I got older, and more tired, that’s for sure. And I got myself to a new postcode. And a load of other stuff. Some of which was quite complicated, and difficult and draining. Some of it still is… But, that’s not why your here. Well, not that anyone is.

Anyway, here we all are in our little versions of nowhere, doing our best impressions of nothing. Just kind of waiting. For something. Obviously, this all fits into a mass of busy interlinked schedules full of stuff, you know, working, shopping, recovering from working and shopping, and people, and that. But that’s just the background noise, thats just the scene setting, yeah? Thats the first 15 minutes of the film, till the Life Changing Event happens, right? You know, the chance meeting with the love interest, the accidental bag switch for the one full of money, the conspiracy that hacks your work email. Or something less, it’s not like we want that much, even just a soap grade event, eh? Anything for a life less ordinary.
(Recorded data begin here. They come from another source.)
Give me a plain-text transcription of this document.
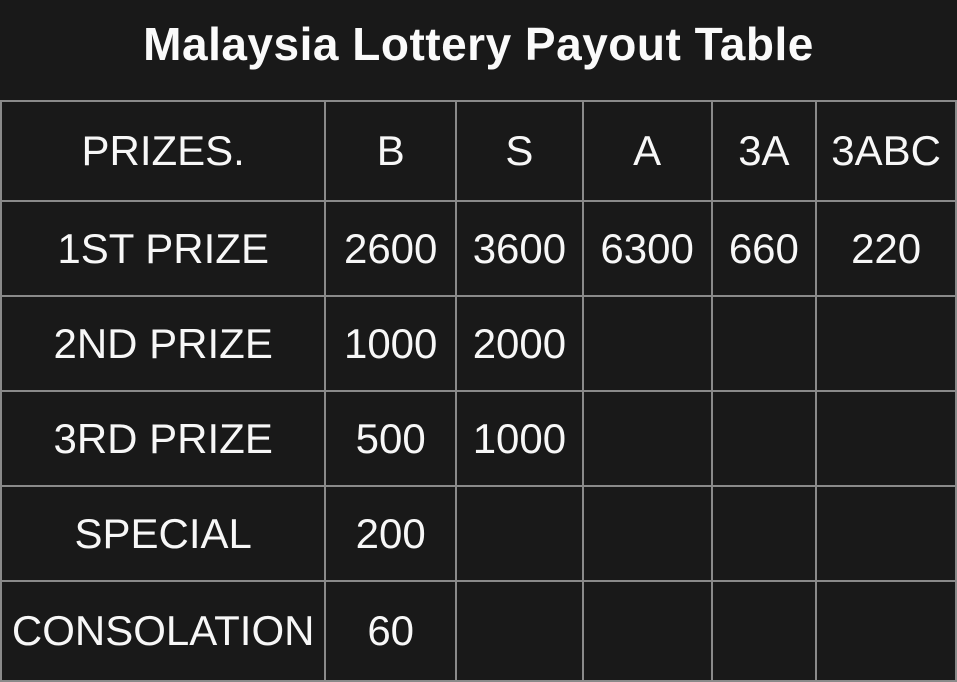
Malaysia Lottery Payout Table
PRIZES.	B	S	A	3A	3ABC
1ST PRIZE	2600	3600	6300	660	220
2ND PRIZE	1000	2000			
3RD PRIZE	500	1000			
SPECIAL	200				
CONSOLATION	60				
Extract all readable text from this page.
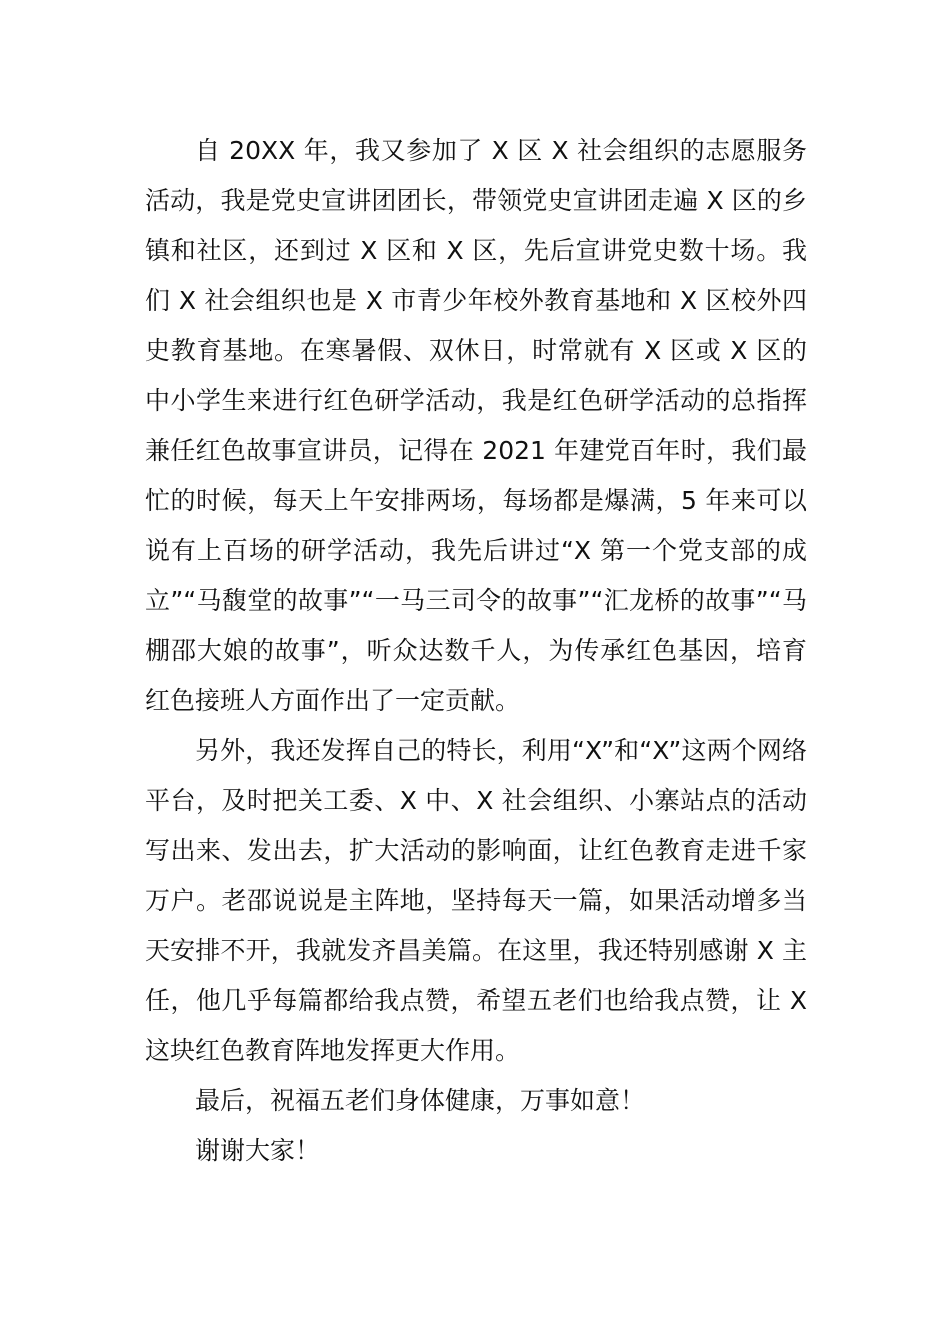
自 20XX 年，我又参加了 X 区 X 社会组织的志愿服务活动，我是党史宣讲团团长，带领党史宣讲团走遍 X 区的乡镇和社区，还到过 X 区和 X 区，先后宣讲党史数十场。我们 X 社会组织也是 X 市青少年校外教育基地和 X 区校外四史教育基地。在寒暑假、双休日，时常就有 X 区或 X 区的中小学生来进行红色研学活动，我是红色研学活动的总指挥兼任红色故事宣讲员，记得在 2021 年建党百年时，我们最忙的时候，每天上午安排两场，每场都是爆满，5 年来可以说有上百场的研学活动，我先后讲过“X 第一个党支部的成立”“马馥堂的故事”“一马三司令的故事”“汇龙桥的故事”“马棚邵大娘的故事”，听众达数千人，为传承红色基因，培育红色接班人方面作出了一定贡献。

另外，我还发挥自己的特长，利用“X”和“X”这两个网络平台，及时把关工委、X 中、X 社会组织、小寨站点的活动写出来、发出去，扩大活动的影响面，让红色教育走进千家万户。老邵说说是主阵地，坚持每天一篇，如果活动增多当天安排不开，我就发齐昌美篇。在这里，我还特别感谢 X 主任，他几乎每篇都给我点赞，希望五老们也给我点赞，让 X 这块红色教育阵地发挥更大作用。

最后，祝福五老们身体健康，万事如意！

谢谢大家！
Well, no. I have actually had a somewhat less than ordinary life. No, really. Nothing filmic, nothing epic, but I’ve done things that are not usual. A fair few of them in fact. And I’m still here, and everybody knows this is nowhere. Then, most people have done loads of things lots of other people haven’t. We just tend to value otherness, the otherness that fiction posits as exciting. Not generally the stuff which is actually fulfilling. At least not realistically so. The apogee of cinematic excitement seems to be blowing a lot of things up these days, which I’m sure is pretty exciting - the nearest I got to this was fireworks as a kid, and I thought that was exciting - but I doubt it makes many people happier. Especially the relatives of the folk in the things that get blown up. And the more we use films for excitement, the more we use soaps for community, the more we use such mass media for emotional hits, the less we value the experience of our own real lives. And the more control over our lives we hand to the people who make the stuff. This may be nowhere, but at least it’s not La La Land.

Hang on. Miserablissed. Hmm, I like that.

2 comments:

SheSpeaks said...

La La lad is good sometimes..

ennui said...

Yeah, maybe. But I wouldn't want to live there. And never forget its all made up!